Jakarta – PT Mirae Asset Sekuritas Indonesia tengah menjadi sorotan setelah seorang nasabah melaporkan kehilangan dana investasi hingga Rp 71 miliar. Kasus ini telah memicu investigasi internal di perusahaan sekuritas tersebut, sementara nasabah yang merasa dirugikan telah mengambil langkah hukum dengan melaporkan jajaran direksi ke Bareskrim Polri atas dugaan penipuan dan akses ilegal.
Laporan tersebut diajukan oleh nasabah bernama Irman pada 6 Oktober 2025, menyusul notifikasi transaksi mencurigakan pada akun investasinya di aplikasi Mirae Asset Sekuritas. Kuasa hukum Irman, Krisna Murti, menjelaskan bahwa portofolio saham kliennya yang sebelumnya berisi saham-saham blue chip seperti BBCA, BBRI, dan Telkom, tiba-tiba lenyap dan digantikan oleh saham-saham emiten yang tidak dikenal.
Tidak tinggal diam, Irman melaporkan Direktur Utama Mirae Asset Sekuritas Tae Yong Shim, Direktur Tomi Taufan, dan Direktur Arishandi. Mereka dituduh melakukan tindak pidana penipuan dan/atau akses ilegal, serta melanggar Undang-Undang Transfer Dana dan Undang-Undang Informasi dan Transaksi Elektronik. Laporan tersebut teregistrasi di Bareskrim Polri dengan Nomor LP/B/583/XI/2025/SPKT/BARESKRIM Polri.
Menanggapi serius dugaan ini, PT Mirae Asset Sekuritas Indonesia mengklaim sedang melakukan investigasi internal menyeluruh. Perusahaan juga menegaskan telah berkoordinasi dengan Otoritas Jasa Keuangan (OJK) dan Pusat Pelaporan dan Analisis Transaksi Keuangan (PPATK) untuk memastikan penanganan kasus sesuai ketentuan.

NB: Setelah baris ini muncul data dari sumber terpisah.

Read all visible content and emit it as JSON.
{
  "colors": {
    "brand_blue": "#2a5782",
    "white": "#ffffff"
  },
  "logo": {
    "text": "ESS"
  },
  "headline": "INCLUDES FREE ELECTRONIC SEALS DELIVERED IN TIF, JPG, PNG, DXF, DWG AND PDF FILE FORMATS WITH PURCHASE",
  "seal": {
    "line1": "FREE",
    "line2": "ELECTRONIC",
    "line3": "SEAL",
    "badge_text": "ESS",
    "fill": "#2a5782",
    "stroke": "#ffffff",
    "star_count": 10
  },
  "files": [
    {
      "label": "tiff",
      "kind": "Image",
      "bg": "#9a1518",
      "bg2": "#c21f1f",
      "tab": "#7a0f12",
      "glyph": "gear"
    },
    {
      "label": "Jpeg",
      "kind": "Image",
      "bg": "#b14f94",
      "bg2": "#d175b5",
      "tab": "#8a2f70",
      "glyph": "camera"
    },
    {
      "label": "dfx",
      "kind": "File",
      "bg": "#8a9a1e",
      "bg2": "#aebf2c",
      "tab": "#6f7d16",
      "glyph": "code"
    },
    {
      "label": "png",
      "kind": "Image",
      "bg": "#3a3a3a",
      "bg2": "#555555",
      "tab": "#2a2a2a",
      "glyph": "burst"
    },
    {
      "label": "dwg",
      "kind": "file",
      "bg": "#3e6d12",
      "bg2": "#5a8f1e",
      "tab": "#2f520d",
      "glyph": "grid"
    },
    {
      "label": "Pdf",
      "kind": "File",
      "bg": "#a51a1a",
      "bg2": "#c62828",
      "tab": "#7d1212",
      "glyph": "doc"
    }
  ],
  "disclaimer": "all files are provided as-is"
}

Dalam keterangannya, manajemen Mirae Asset Sekuritas menyatakan analisis awal menunjukkan bahwa perubahan aset portofolio investasi nasabah diduga terjadi karena akses akun telah dibagikan kepada pihak lain. Namun, temuan ini masih dalam tahap pendalaman, menciptakan kontradiksi dengan klaim nasabah yang tidak pernah melakukan transaksi tersebut.
Kasus ini tampaknya bukan insiden tunggal. Krisna Murti menyebutkan bahwa selain Irman, ada beberapa nasabah lain yang juga menjadi korban. Salah satunya adalah Leni, yang melaporkan transaksi janggal pada 10 November 2025, namun merasa pengaduannya tidak ditanggapi serius oleh perusahaan. Krisna memperkirakan total kerugian seluruh nasabah dapat mencapai lebih dari Rp 90 miliar.
Mirae Asset Sekuritas menyatakan tidak akan ragu mengambil langkah hukum jika investigasi menemukan adanya penyalahgunaan, laporan palsu, atau tindakan yang merugikan reputasi perusahaan. Di tengah situasi ini, Mirae menjamin bahwa platform dan sistem operasional mereka saat ini berjalan normal dan aman.